In internal motion detection (not tested on external) mode, when the camera stop recording, there is a change in brightness of whole picture, looks like some automatic adjustment, that causing the software to detect huge jump in changes, and trigger another motion detection. It create a constant loop of detection of movement and video recording, and so forth, although nothing is really moving. If I set "Change Frames to start" to 5+ it usually smoother this odd brightness adjustment interference, but I'd like to use more fine motions detection trigger. Changing "Exposure Mode" and "White Balance" from auto to certain type, didn't really do anything. The motion change detected due to this brightness oddity, is usually counted in many thousands and spread over 4~ frames. It usually happens in the transition hours, in mornings and evenings. I see this behaviour both on Wheezy and Jessie, and SW v6.0.9 through v6.0.19.

roberttidey commented 8 years ago

I haven't seen that myself and I use internal motion detection all the time. It might be related to specific camera settings as some of these take a few frames to settle down. Also morning and evening will be trickier periods as compensation could produce more dramatic shifts during stops and starts. What Noise level settings are you using? I recommend using the 2nd algorithm technique where Noise is set to 1000 plus which then introduces a rolling average filter into the detection pipeline.

I'll also look at having a hold-off setting in the motion detection so that a new trigger can't occur until after a few frames of a stop. This would give it an extra time to settle down, although at the expense of picking up a new trigger very quickly. Normally the still frames to stop setting is effective in combining close motion events into a single recording.

a-l-e-x-d-s-9 commented 8 years ago

@roberttidey I made a few measurements. My Motion Settings are: image In the Camera Settings I have changed annotation ( to see motion change and idle frames): %Y.%M.%D %h:%m:%s %c %f Also Rotation set to 180 degrees. The rest of the settings are set to default values (Exposure Mode/White Balance = Auto, I tried to change it, but it hasn't influenced this problem).

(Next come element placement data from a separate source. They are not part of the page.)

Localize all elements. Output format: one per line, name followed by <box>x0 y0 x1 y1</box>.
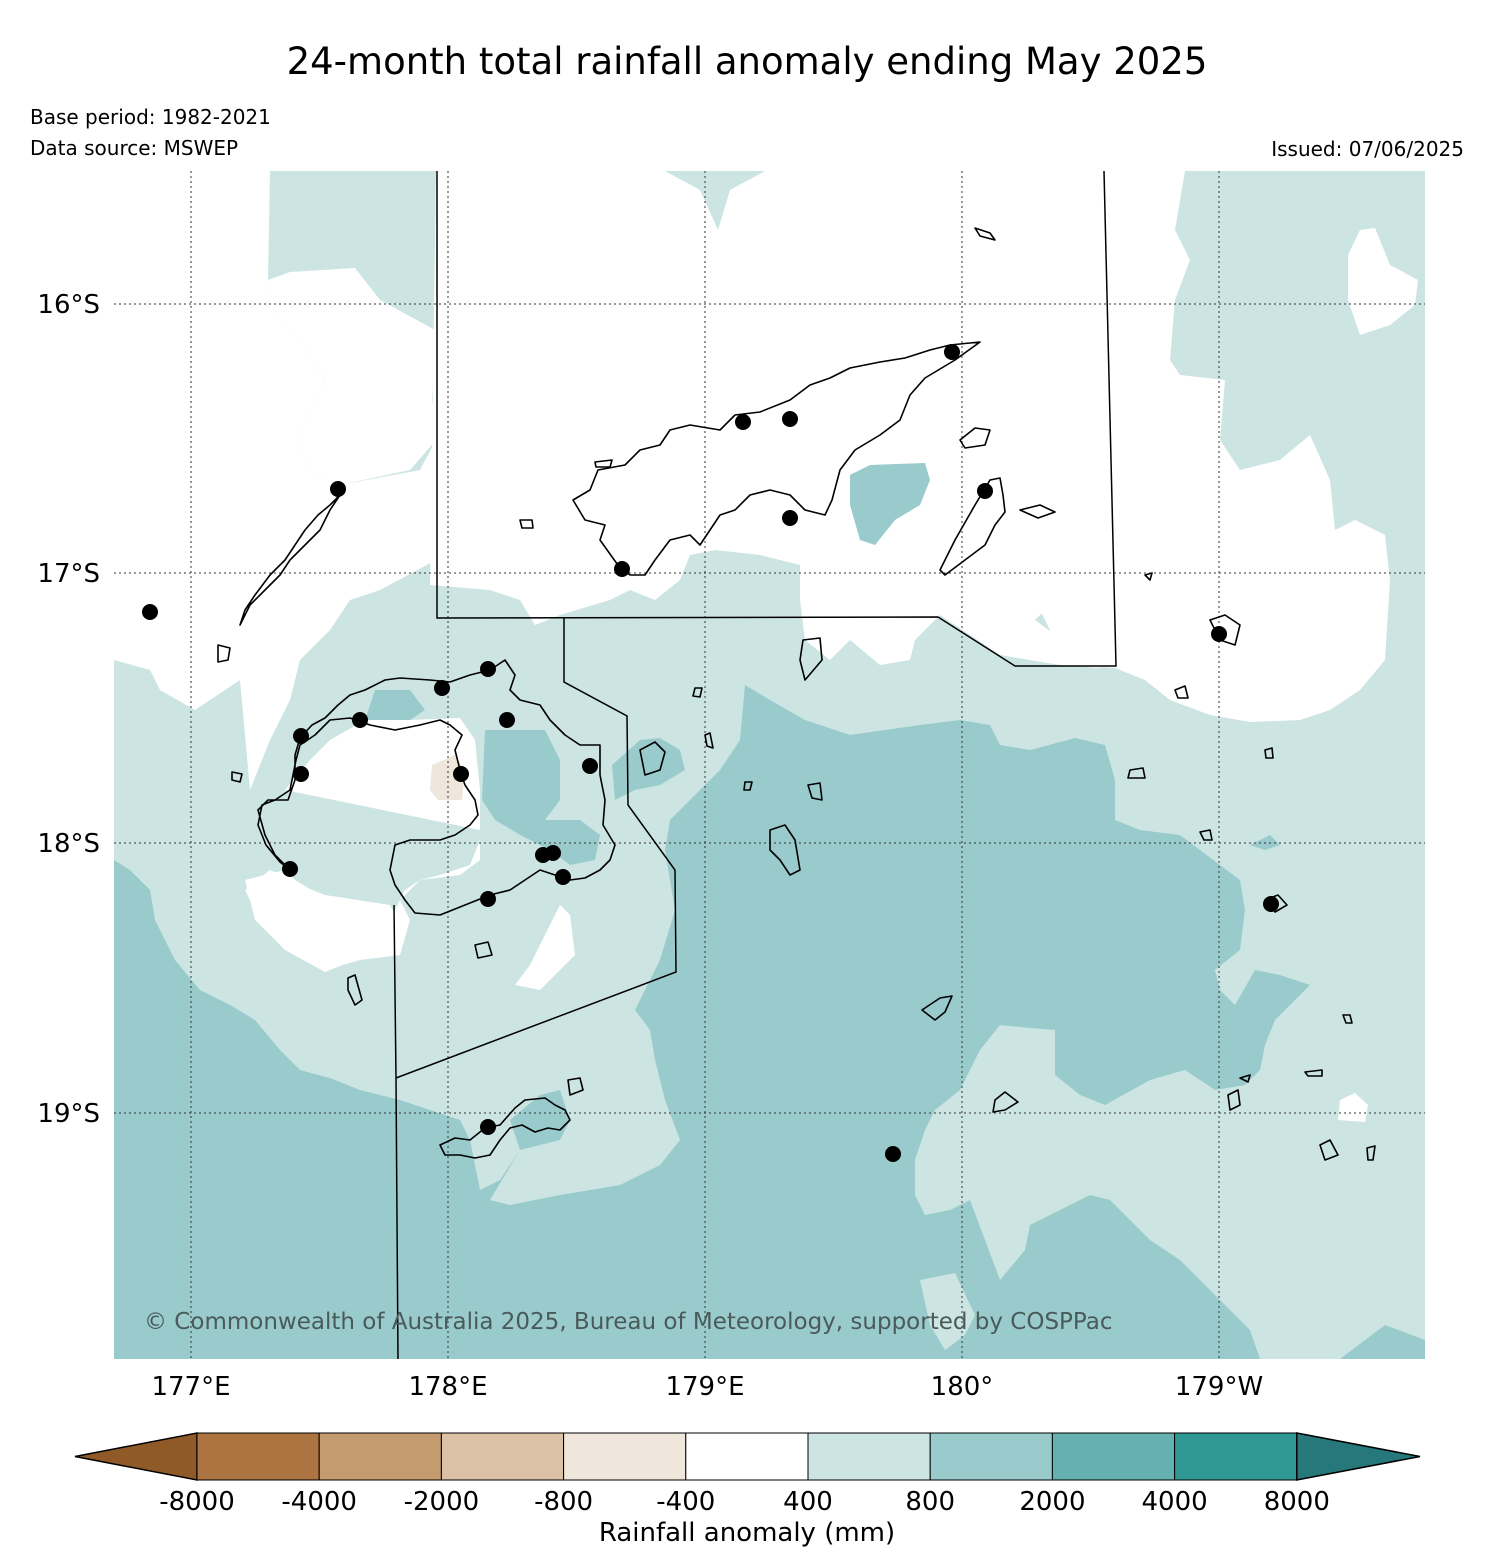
colorbar-tick-label: -2000 <box>404 1487 480 1517</box>
region-boundaries <box>393 171 1117 1359</box>
taveuni-outline <box>939 477 1006 576</box>
base-period: Base period: 1982-2021 <box>30 105 271 129</box>
map-title: 24-month total rainfall anomaly ending M… <box>286 40 1208 83</box>
lat-label-19s: 19°S <box>37 1099 100 1129</box>
colorbar-tick-label: -800 <box>534 1487 593 1517</box>
colorbar-extend-low <box>74 1432 198 1481</box>
yasawa-chain-outline <box>239 494 341 626</box>
colorbar-tick-label: 8000 <box>1264 1487 1330 1517</box>
colorbar-segment <box>807 1432 931 1481</box>
lon-label-177e: 177°E <box>151 1372 230 1402</box>
colorbar: -8000 -4000 -2000 -800 -400 400 800 2000 4000 800… <box>74 1432 1421 1517</box>
lon-label-180: 180° <box>931 1372 994 1402</box>
colorbar-tick-label: 2000 <box>1019 1487 1085 1517</box>
colorbar-tick-label: -8000 <box>159 1487 235 1517</box>
colorbar-segment <box>929 1432 1053 1481</box>
colorbar-segment <box>196 1432 320 1481</box>
lat-label-18s: 18°S <box>37 829 100 859</box>
lat-label-17s: 17°S <box>37 559 100 589</box>
colorbar-segment <box>440 1432 565 1481</box>
lat-label-16s: 16°S <box>37 290 100 320</box>
data-source: Data source: MSWEP <box>30 136 239 160</box>
copyright-notice: © Commonwealth of Australia 2025, Bureau… <box>144 1309 1113 1335</box>
colorbar-extend-high <box>1296 1432 1421 1481</box>
colorbar-segment <box>1174 1432 1298 1481</box>
lon-label-178e: 178°E <box>408 1372 487 1402</box>
colorbar-title: Rainfall anomaly (mm) <box>599 1518 895 1548</box>
stations <box>142 344 1279 1162</box>
vanua-levu-outline <box>572 341 981 576</box>
lon-label-179w: 179°W <box>1175 1372 1263 1402</box>
colorbar-tick-label: 4000 <box>1142 1487 1208 1517</box>
colorbar-segment <box>318 1432 442 1481</box>
colorbar-tick-label: 400 <box>783 1487 833 1517</box>
colorbar-tick-label: 800 <box>905 1487 955 1517</box>
anomaly-800-2000-areas <box>114 463 1425 1359</box>
viti-levu-outline <box>257 659 616 916</box>
issued-date: Issued: 07/06/2025 <box>1271 137 1464 161</box>
lon-label-179e: 179°E <box>665 1372 744 1402</box>
coastlines <box>217 227 1376 1161</box>
colorbar-tick-label: -400 <box>656 1487 715 1517</box>
colorbar-segment <box>563 1432 687 1481</box>
colorbar-tick-label: -4000 <box>281 1487 357 1517</box>
colorbar-segment <box>1051 1432 1176 1481</box>
map-frame: © Commonwealth of Australia 2025, Bureau… <box>114 171 1425 1359</box>
colorbar-segment <box>685 1432 809 1481</box>
anomaly-near-zero-areas <box>114 171 1418 1350</box>
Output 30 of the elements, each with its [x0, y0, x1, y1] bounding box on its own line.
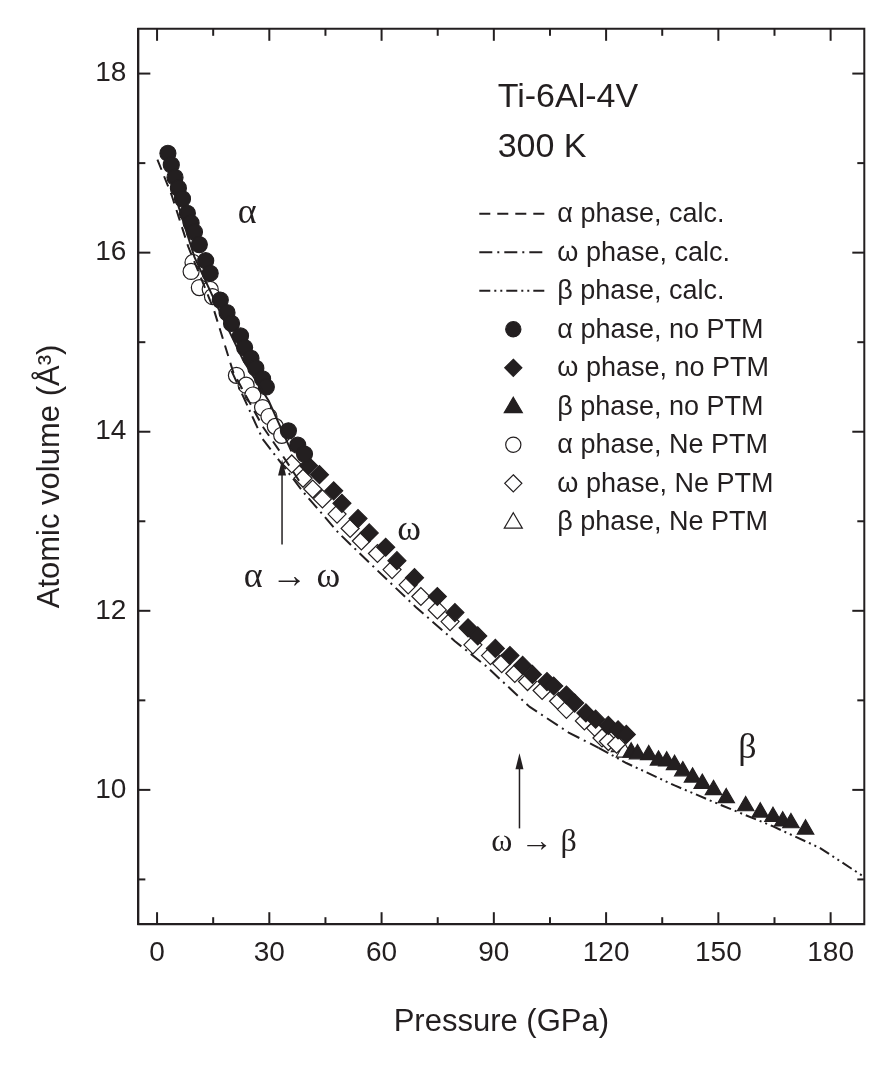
annotation: ω → β — [491, 821, 577, 858]
x-axis-title: Pressure (GPa) — [393, 1002, 609, 1038]
legend-label: ω phase, no PTM — [557, 352, 769, 383]
x-tick-label: 90 — [478, 935, 510, 967]
y-axis-title: Atomic volume (Å³) — [31, 344, 67, 609]
legend-label: α phase, calc. — [557, 198, 725, 229]
x-tick-label: 150 — [695, 935, 742, 967]
annotation: α → ω — [243, 555, 341, 596]
y-tick-label: 14 — [95, 414, 127, 446]
legend-label: β phase, no PTM — [557, 390, 764, 421]
x-tick-label: 180 — [807, 935, 854, 967]
y-tick-label: 12 — [95, 593, 127, 625]
x-tick-label: 120 — [582, 935, 630, 967]
annotation: ω — [397, 508, 421, 549]
x-tick-label: 30 — [253, 935, 285, 967]
y-tick-label: 16 — [95, 235, 127, 267]
legend-label: ω phase, Ne PTM — [557, 467, 774, 498]
x-tick-label: 0 — [149, 935, 165, 967]
legend-label: β phase, calc. — [557, 275, 725, 306]
x-tick-label: 60 — [366, 935, 398, 967]
annotation: β — [738, 725, 757, 766]
legend-label: ω phase, calc. — [557, 236, 730, 267]
annotation: Ti-6Al-4V — [497, 75, 639, 114]
legend-label: β phase, Ne PTM — [557, 506, 768, 537]
annotation: α — [237, 191, 257, 232]
y-tick-label: 10 — [95, 772, 127, 804]
legend-label: α phase, no PTM — [557, 313, 764, 344]
y-tick-label: 18 — [95, 56, 127, 88]
annotation: 300 K — [497, 125, 587, 164]
legend-label: α phase, Ne PTM — [557, 429, 768, 460]
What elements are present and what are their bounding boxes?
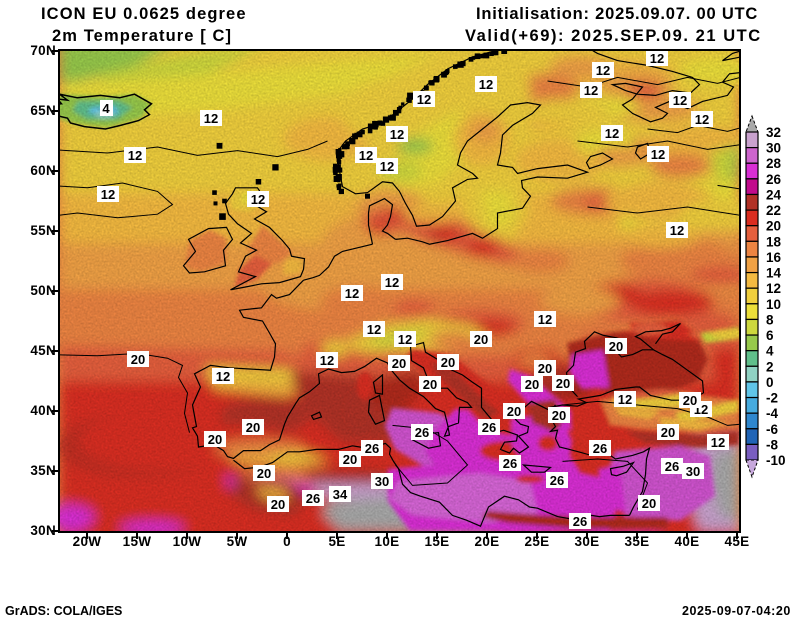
- svg-text:12: 12: [320, 353, 334, 368]
- svg-text:12: 12: [101, 187, 115, 202]
- svg-text:20: 20: [474, 332, 488, 347]
- svg-text:26: 26: [365, 441, 379, 456]
- svg-text:12: 12: [251, 192, 265, 207]
- svg-text:26: 26: [306, 491, 320, 506]
- svg-text:4: 4: [766, 344, 774, 359]
- svg-text:12: 12: [398, 332, 412, 347]
- svg-text:26: 26: [665, 459, 679, 474]
- svg-text:20: 20: [552, 408, 566, 423]
- svg-text:20: 20: [208, 432, 222, 447]
- svg-text:12: 12: [538, 312, 552, 327]
- svg-text:12: 12: [216, 369, 230, 384]
- svg-text:12: 12: [584, 83, 598, 98]
- svg-text:26: 26: [482, 420, 496, 435]
- svg-text:12: 12: [380, 159, 394, 174]
- svg-text:-8: -8: [766, 437, 778, 452]
- svg-text:12: 12: [711, 435, 725, 450]
- svg-text:20: 20: [423, 377, 437, 392]
- svg-text:20: 20: [246, 420, 260, 435]
- svg-text:24: 24: [766, 187, 782, 202]
- svg-text:20: 20: [271, 497, 285, 512]
- svg-text:26: 26: [415, 425, 429, 440]
- svg-text:26: 26: [573, 514, 587, 529]
- svg-text:18: 18: [766, 234, 782, 249]
- svg-text:30: 30: [686, 464, 700, 479]
- svg-text:26: 26: [593, 441, 607, 456]
- svg-text:20: 20: [556, 376, 570, 391]
- svg-text:-6: -6: [766, 422, 778, 437]
- svg-text:26: 26: [766, 172, 782, 187]
- svg-text:12: 12: [670, 223, 684, 238]
- svg-text:0: 0: [766, 375, 774, 390]
- svg-text:20: 20: [131, 352, 145, 367]
- svg-text:-2: -2: [766, 391, 778, 406]
- svg-text:20: 20: [441, 355, 455, 370]
- svg-text:-10: -10: [766, 453, 786, 468]
- svg-text:12: 12: [204, 111, 218, 126]
- svg-text:16: 16: [766, 250, 782, 265]
- svg-text:-4: -4: [766, 406, 778, 421]
- svg-text:30: 30: [766, 141, 781, 156]
- svg-text:32: 32: [766, 125, 781, 140]
- svg-text:10: 10: [766, 297, 781, 312]
- svg-text:12: 12: [651, 147, 665, 162]
- svg-text:8: 8: [766, 312, 774, 327]
- svg-text:12: 12: [596, 63, 610, 78]
- svg-text:20: 20: [683, 393, 697, 408]
- svg-text:12: 12: [766, 281, 781, 296]
- svg-text:20: 20: [538, 361, 552, 376]
- svg-text:4: 4: [102, 101, 110, 116]
- svg-text:22: 22: [766, 203, 781, 218]
- svg-text:12: 12: [128, 148, 142, 163]
- svg-text:26: 26: [503, 456, 517, 471]
- svg-text:12: 12: [479, 77, 493, 92]
- svg-text:6: 6: [766, 328, 774, 343]
- svg-text:34: 34: [333, 487, 348, 502]
- svg-text:20: 20: [609, 339, 623, 354]
- svg-text:2: 2: [766, 359, 774, 374]
- svg-text:14: 14: [766, 266, 782, 281]
- svg-text:20: 20: [642, 496, 656, 511]
- svg-text:20: 20: [525, 377, 539, 392]
- svg-text:12: 12: [673, 93, 687, 108]
- svg-text:12: 12: [367, 322, 381, 337]
- svg-text:12: 12: [605, 126, 619, 141]
- svg-text:26: 26: [550, 473, 564, 488]
- svg-text:12: 12: [385, 275, 399, 290]
- svg-text:20: 20: [661, 425, 675, 440]
- svg-text:30: 30: [375, 474, 389, 489]
- svg-text:12: 12: [359, 148, 373, 163]
- svg-text:20: 20: [766, 219, 781, 234]
- svg-text:12: 12: [695, 112, 709, 127]
- svg-text:12: 12: [345, 286, 359, 301]
- svg-text:12: 12: [390, 127, 404, 142]
- svg-text:12: 12: [650, 51, 664, 66]
- svg-text:20: 20: [507, 404, 521, 419]
- svg-text:28: 28: [766, 156, 782, 171]
- svg-text:12: 12: [417, 92, 431, 107]
- svg-text:12: 12: [618, 392, 632, 407]
- svg-text:20: 20: [392, 356, 406, 371]
- svg-text:20: 20: [257, 466, 271, 481]
- svg-text:20: 20: [343, 452, 357, 467]
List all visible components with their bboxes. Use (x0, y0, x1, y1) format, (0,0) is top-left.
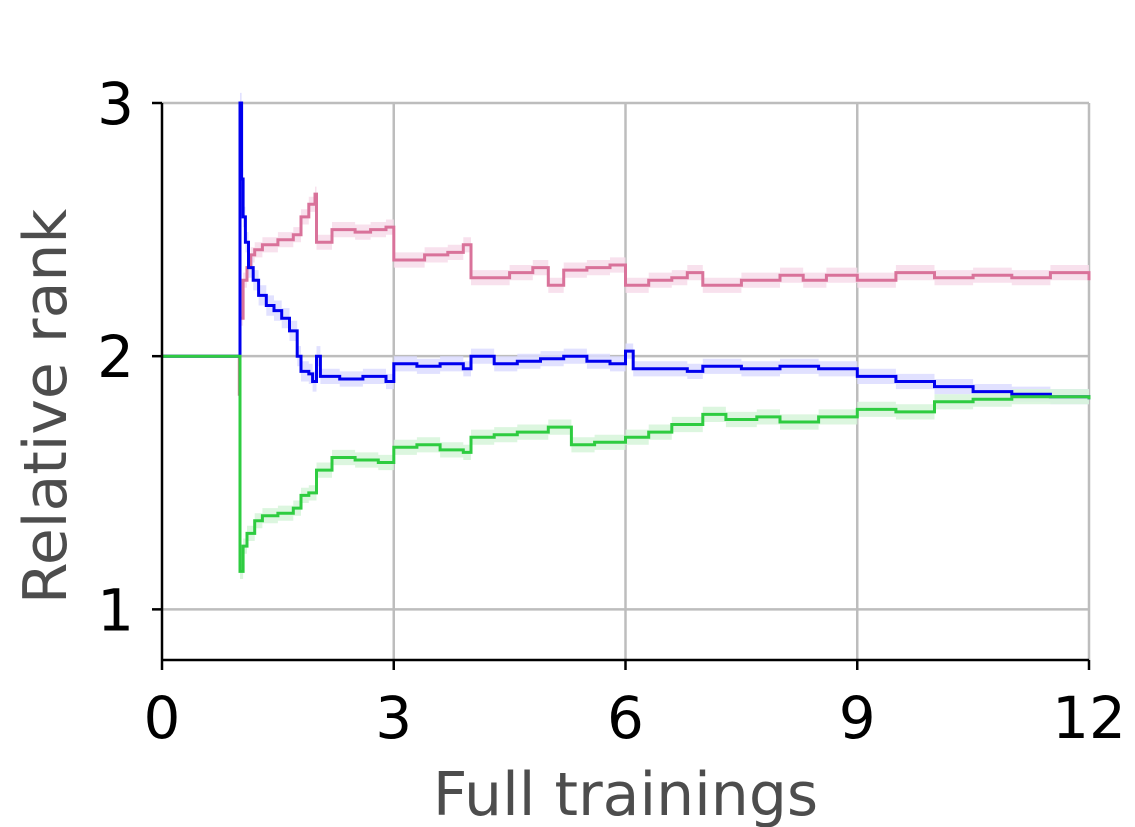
y-tick-label: 2 (97, 323, 134, 391)
x-tick-label: 9 (839, 684, 876, 752)
x-tick-label: 12 (1052, 684, 1126, 752)
x-tick-label: 3 (375, 684, 412, 752)
x-tick-label: 6 (607, 684, 644, 752)
series-lines (162, 101, 1091, 573)
series-1-band (162, 92, 1089, 407)
y-axis-label: Relative rank (11, 209, 81, 604)
series-0-line (162, 192, 1091, 396)
y-tick-label: 1 (97, 576, 134, 644)
series-0-band (162, 186, 1089, 395)
x-axis-label: Full trainings (433, 760, 818, 827)
series-2-line (162, 354, 1091, 573)
y-tick-label: 3 (97, 70, 134, 138)
x-tick-label: 0 (144, 684, 181, 752)
axes (152, 101, 1091, 670)
series-1-line (162, 101, 1091, 400)
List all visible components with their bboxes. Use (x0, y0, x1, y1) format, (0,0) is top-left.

Here is a screen capture of the preview video, that I made, just so you can see that the brightness of the picture actually changes, although there is no change in lighting or any motion, in the real world: https://www.youtube.com/watch?v=rt7T2fsqBHM

I looked at motion change values (with annotation %c), frame by frame, at couple of typical videos produced that way, from the beginning of the video: Video 1: 2, 2, 2, 2, 2, 2, 574, 107, 13, 0, ... stable around 0 ... Video 2: 4, 4, 4, 4, 4, 4, 679, 74, 13, 2, 0, ... stable around 0 ...

From what I see this problem can be initiated by certain real change in lighting, that triggers motion detection and video recording. Then when video recording stops, it just remembers that it was brighter sometime back, changing the brightness of the picture, and triggering false motion detection cycle, each time.

If I set the "Change Frames to start" to 4, it prevents motion detection in this case. But it makes the whole motion detection process too rough for my purposes, pretty sure that other people would like to use more fine detection too.

Regarding the 2nd algorithm technique, I tried to use it before, with noise set to: 1002, 1004, 1010, and threshold set to: 8, 10, 12. But even if I'm jumping just in front to the camera, it doesn't detect any motion. I see motion change value at 0, and no video recorded. Tested with the latest software and a few versions back. But it's probably another unrelated issue.

I can reproduce this problem on 3 independent Raspberry Pi 2, with various software versions: v6.0.9-v6.0.19, running on Wheezy and Jessie. Actually on all of my regular cameras, haven't noticed the problem with infrared cameras.